Bulge in barrel: looking down a very clean bore, you might see a slightly dark ring at the bulge. On the outside, you may be able to see it when sighting down an octagon or round barrel, tapered barrel is another issue.
A tight fitting cleaning patch will slip easily throught that area, then continue with whatever pressure you previously applied.
Safe: if it looks like the python that swallowed the pig, I'd say no. A bulge of a few thousands likely is OK, but I'd hate explaining how it got there to others, especially if it was your fault.
Accuracy: some have said a small bulge (whatever "small" is) did not degrade accuracy, others disagree. I bulged a 1858 Rem barrel, my own fault, shot it about 20 times more and didn't seem to affect accuracy.

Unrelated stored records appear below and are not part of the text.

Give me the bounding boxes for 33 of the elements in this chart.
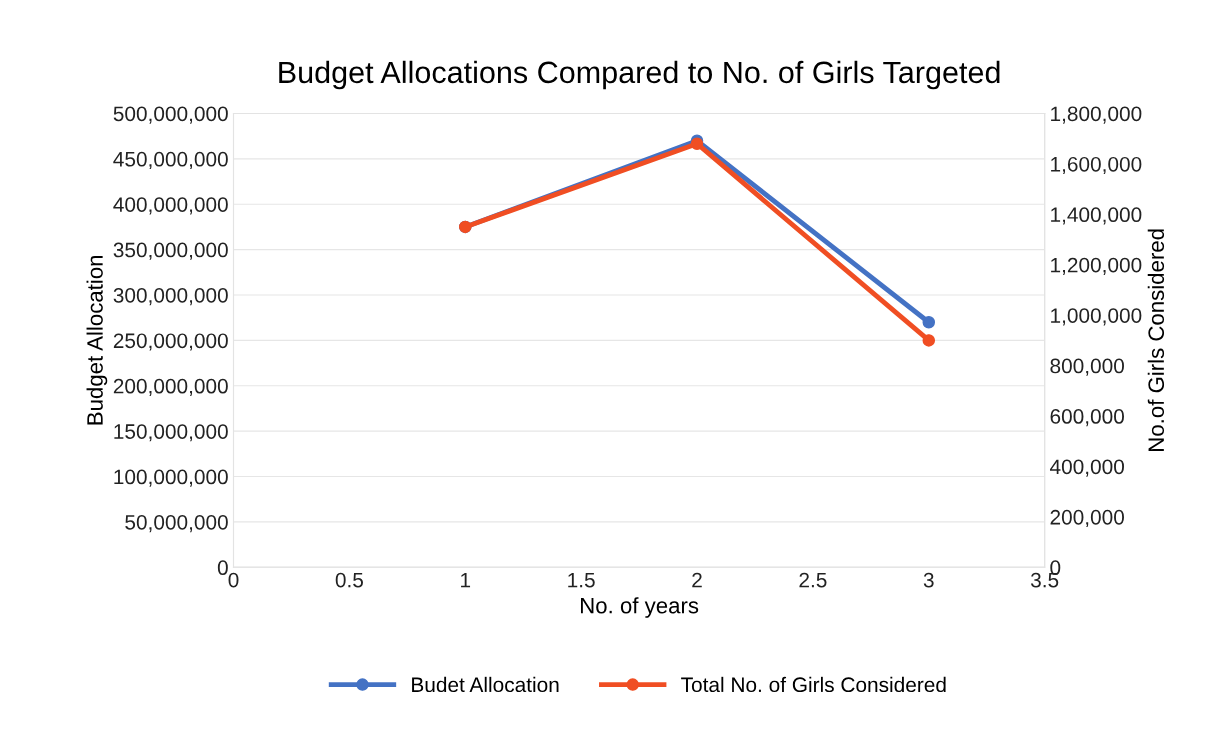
- y-tick-label: 50,000,000: [125, 514, 228, 533]
- chart-title: Budget Allocations Compared to No. of Girls Targeted: [279, 60, 1000, 90]
- y2-tick-label: 1,600,000: [1051, 156, 1142, 175]
- y-tick-label: 100,000,000: [114, 469, 228, 487]
- y2-axis-title: No.of Girls Considered: [1147, 229, 1165, 451]
- y2-tick-label: 1,400,000: [1051, 207, 1142, 225]
- x-tick-label: 0: [228, 572, 239, 588]
- y2-tick-label: 1,200,000: [1051, 257, 1142, 275]
- y2-tick-label: 400,000: [1049, 459, 1124, 477]
- legend-label: Budet Allocation: [412, 676, 559, 693]
- x-tick-label: 2: [692, 572, 702, 588]
- x-tick-label: 1.5: [568, 572, 595, 588]
- y-tick-label: 400,000,000: [113, 197, 228, 215]
- x-tick-label: 3: [923, 572, 934, 588]
- x-tick-label: 1: [461, 572, 471, 588]
- y2-tick-label: 1,000,000: [1051, 308, 1142, 326]
- x-axis-title: No. of years: [581, 597, 699, 618]
- x-tick-label: 2.5: [799, 572, 827, 588]
- y-tick-label: 350,000,000: [113, 242, 228, 260]
- y-tick-label: 200,000,000: [113, 378, 228, 396]
- y-tick-label: 150,000,000: [114, 424, 228, 442]
- y-tick-label: 250,000,000: [113, 333, 228, 351]
- y2-tick-label: 800,000: [1050, 358, 1124, 376]
- y2-tick-label: 600,000: [1050, 409, 1124, 427]
- y-tick-label: 300,000,000: [113, 288, 228, 306]
- y2-tick-label: 200,000: [1050, 509, 1124, 528]
- x-tick-label: 0.5: [335, 572, 363, 588]
- y-tick-label: 450,000,000: [113, 151, 228, 170]
- y2-tick-label: 1,800,000: [1051, 106, 1142, 124]
- y-axis-title: Budget Allocation: [86, 255, 108, 425]
- y-tick-label: 500,000,000: [113, 106, 228, 124]
- legend-label: Total No. of Girls Considered: [681, 676, 946, 693]
- y-tick-label: 0: [217, 560, 228, 576]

Couldn't stand to look at it so replaced, and BTW, not an impossible task, even with a few simple tools like a vise, a very big crescent wrench, and leather vise jaw faces, a file, and feeler gauge for cylinder/barrel clearance, as a factory replacement barrel may already have the front sight installed, so you need to screw the barrel tight into the frame with the front sight "up."
The beauty of ML shooting is that, unless you are a world-class champion shooter, many ML firearms are forgiving and many are not dramatically affected by reasonable loading variables.